After considering human virtues in some depth, Aristotle moves to discussions of lack of self-control (book 7), friendship (books 8-9), and pleasure (books 7 and 10), before returning to some final remarks on the nature of happiness (book 10). Scholars remain divided over how to interpret Aristotle’s conclusion regarding the nature of happiness. Aristotle mentions various elements, including pleasure or the enjoyment of material goods, the exercise of practical wisdom in political life, and the exercise of theoretical wisdom in contemplation. It is possible to interpret the Nicomachean Ethics to mean that the life of contemplation is the way to happiness and the lives of pleasure or politics are deficient.
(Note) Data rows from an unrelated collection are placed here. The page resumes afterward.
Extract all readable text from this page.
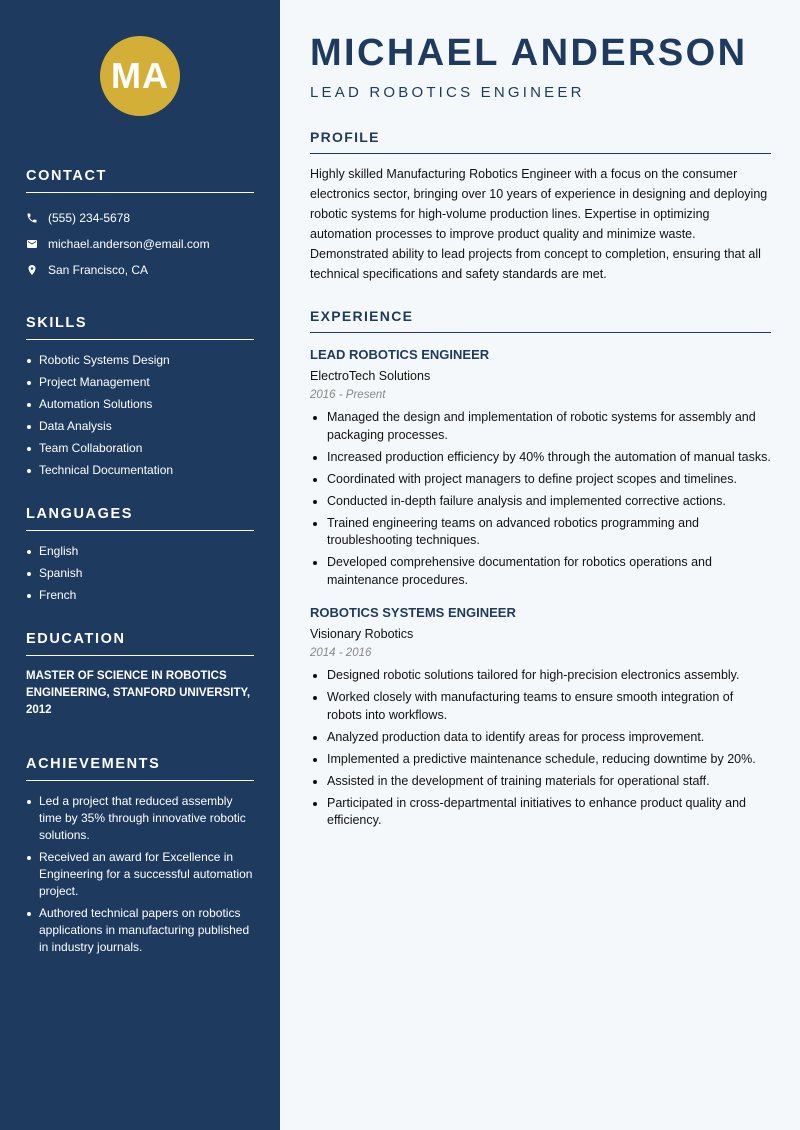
MA
CONTACT
(555) 234-5678
michael.anderson@email.com
San Francisco, CA
SKILLS
Robotic Systems Design
Project Management
Automation Solutions
Data Analysis
Team Collaboration
Technical Documentation
LANGUAGES
English
Spanish
French
EDUCATION
MASTER OF SCIENCE IN ROBOTICS ENGINEERING, STANFORD UNIVERSITY, 2012
ACHIEVEMENTS
Led a project that reduced assembly time by 35% through innovative robotic solutions.
Received an award for Excellence in Engineering for a successful automation project.
Authored technical papers on robotics applications in manufacturing published in industry journals.
MICHAEL ANDERSON
LEAD ROBOTICS ENGINEER
PROFILE
Highly skilled Manufacturing Robotics Engineer with a focus on the consumer electronics sector, bringing over 10 years of experience in designing and deploying robotic systems for high-volume production lines. Expertise in optimizing automation processes to improve product quality and minimize waste. Demonstrated ability to lead projects from concept to completion, ensuring that all technical specifications and safety standards are met.
EXPERIENCE
LEAD ROBOTICS ENGINEER
ElectroTech Solutions
2016 - Present
Managed the design and implementation of robotic systems for assembly and packaging processes.
Increased production efficiency by 40% through the automation of manual tasks.
Coordinated with project managers to define project scopes and timelines.
Conducted in-depth failure analysis and implemented corrective actions.
Trained engineering teams on advanced robotics programming and troubleshooting techniques.
Developed comprehensive documentation for robotics operations and maintenance procedures.
ROBOTICS SYSTEMS ENGINEER
Visionary Robotics
2014 - 2016
Designed robotic solutions tailored for high-precision electronics assembly.
Worked closely with manufacturing teams to ensure smooth integration of robots into workflows.
Analyzed production data to identify areas for process improvement.
Implemented a predictive maintenance schedule, reducing downtime by 20%.
Assisted in the development of training materials for operational staff.
Participated in cross-departmental initiatives to enhance product quality and efficiency.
On the other hand, it is possible that the various elements are all intended to be part of every life, but that contemplation is simply the highest of the three elements and the one toward which the enjoyment of material goods and the exercise of practical wisdom should be oriented.
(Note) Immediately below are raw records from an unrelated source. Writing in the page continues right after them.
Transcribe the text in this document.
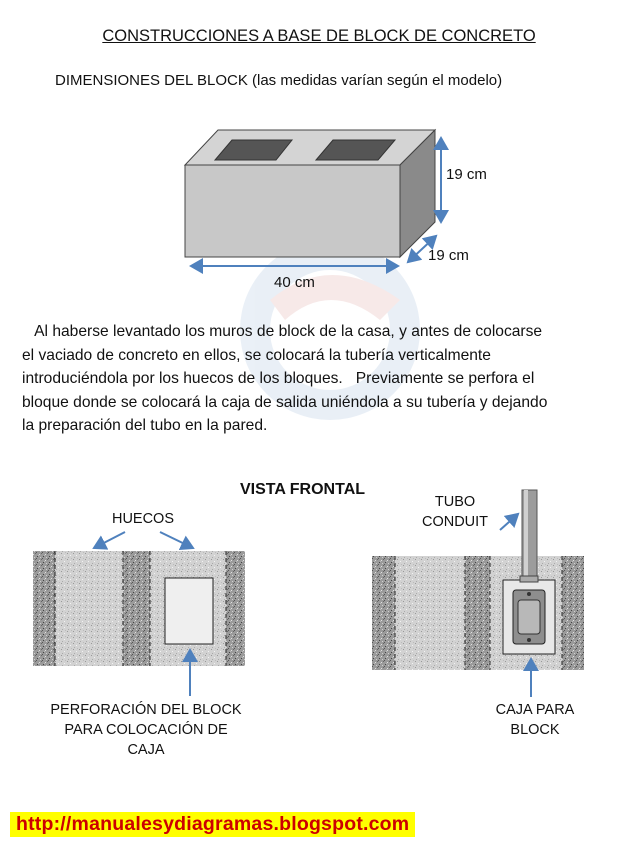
CONSTRUCCIONES A BASE DE BLOCK DE CONCRETO
DIMENSIONES DEL BLOCK (las medidas varían según el modelo)
19 cm
19 cm
40 cm

Al haberse levantado los muros de block de la casa, y antes de colocarse

el vaciado de concreto en ellos, se colocará la tubería verticalmente

introduciéndola por los huecos de los bloques.   Previamente se perfora el

bloque donde se colocará la caja de salida uniéndola a su tubería y dejando

la preparación del tubo en la pared.

VISTA FRONTAL
HUECOS
TUBO
CONDUIT
PERFORACIÓN DEL BLOCK
PARA COLOCACIÓN DE
CAJA
CAJA PARA
BLOCK
http://manualesydiagramas.blogspot.com
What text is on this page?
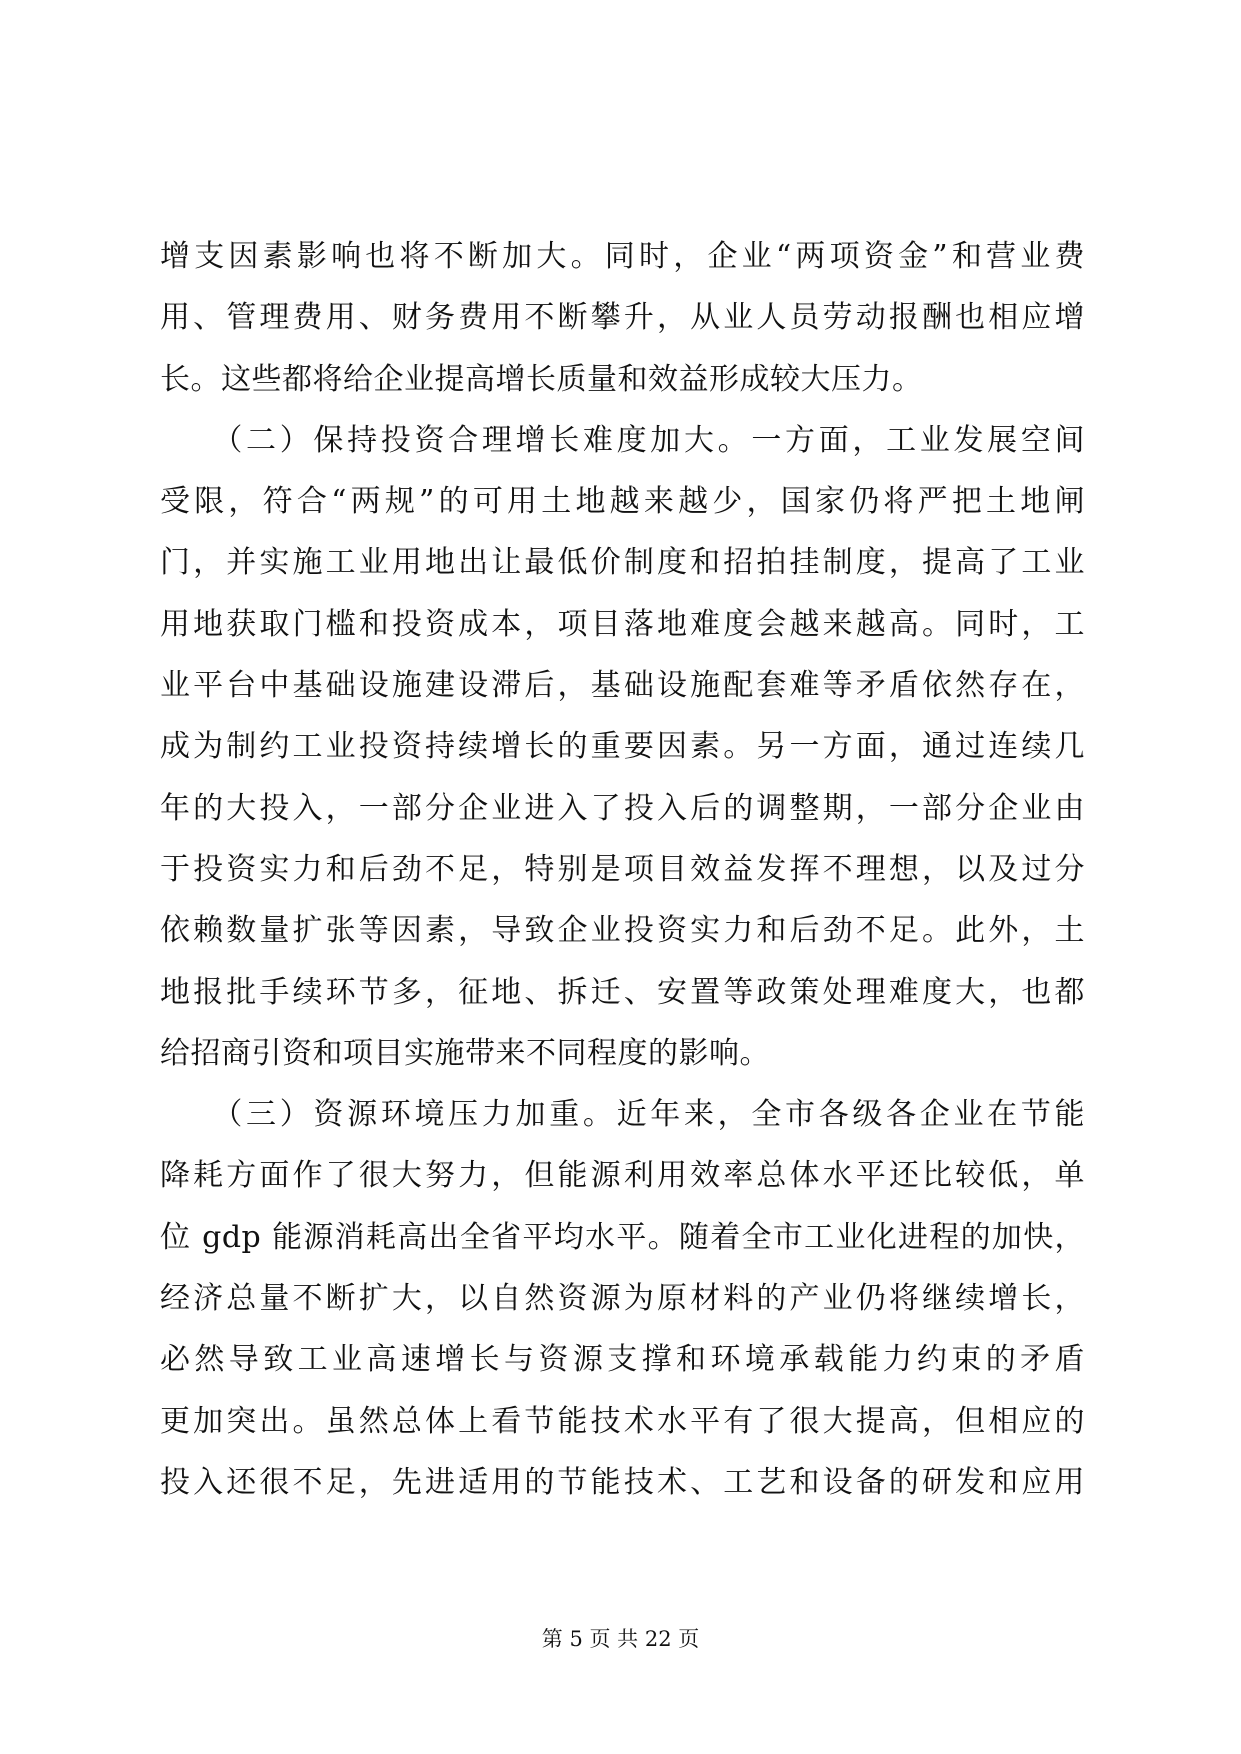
增支因素影响也将不断加大。同时，企业“两项资金”和营业费
用、管理费用、财务费用不断攀升，从业人员劳动报酬也相应增
长。这些都将给企业提高增长质量和效益形成较大压力。
　　（二）保持投资合理增长难度加大。一方面，工业发展空间
受限，符合“两规”的可用土地越来越少，国家仍将严把土地闸
门，并实施工业用地出让最低价制度和招拍挂制度，提高了工业
用地获取门槛和投资成本，项目落地难度会越来越高。同时，工
业平台中基础设施建设滞后，基础设施配套难等矛盾依然存在，
成为制约工业投资持续增长的重要因素。另一方面，通过连续几
年的大投入，一部分企业进入了投入后的调整期，一部分企业由
于投资实力和后劲不足，特别是项目效益发挥不理想，以及过分
依赖数量扩张等因素，导致企业投资实力和后劲不足。此外，土
地报批手续环节多，征地、拆迁、安置等政策处理难度大，也都
给招商引资和项目实施带来不同程度的影响。
　　（三）资源环境压力加重。近年来，全市各级各企业在节能
降耗方面作了很大努力，但能源利用效率总体水平还比较低，单
位 gdp 能源消耗高出全省平均水平。随着全市工业化进程的加快，
经济总量不断扩大，以自然资源为原材料的产业仍将继续增长，
必然导致工业高速增长与资源支撑和环境承载能力约束的矛盾
更加突出。虽然总体上看节能技术水平有了很大提高，但相应的
投入还很不足，先进适用的节能技术、工艺和设备的研发和应用
第 5 页 共 22 页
For introductory readers, the Nicomachean Ethics poses various challenges, some of which relate to its subject matter and some of which relate to its form and coherence. In regard to form, there are two issues that are particularly worth noting. First, the Nicomachean Ethics is a collection of lecture notes. It is not clear who took these notes, nor is it clear precisely what role Aristotle may have had in compiling them. The Nicomachean Ethics may be notes that Aristotle wrote or dictated, or they may be notes taken by someone listening to his lectures. Second, it is not clear whether the Nicomachean Ethics is actually one work or perhaps a combination of certain notes on ethics that have been consolidated with a portion of another of Aristotle’s ethical works, the Eudemean Ethics. Scholars do not know which work came first, but they share certain sections in common. These issues regarding the coherence of the text should not be ignored, but they also should not be overly emphasized to introductory readers. There is a remarkable degree of unity in the Nicomachean Ethics, and most, even if not all, apparent inconsistencies and ambiguities in Aristotle’s meaning can be clarified by a closer reading of the text and, when appropriate, a review of some of the secondary literature.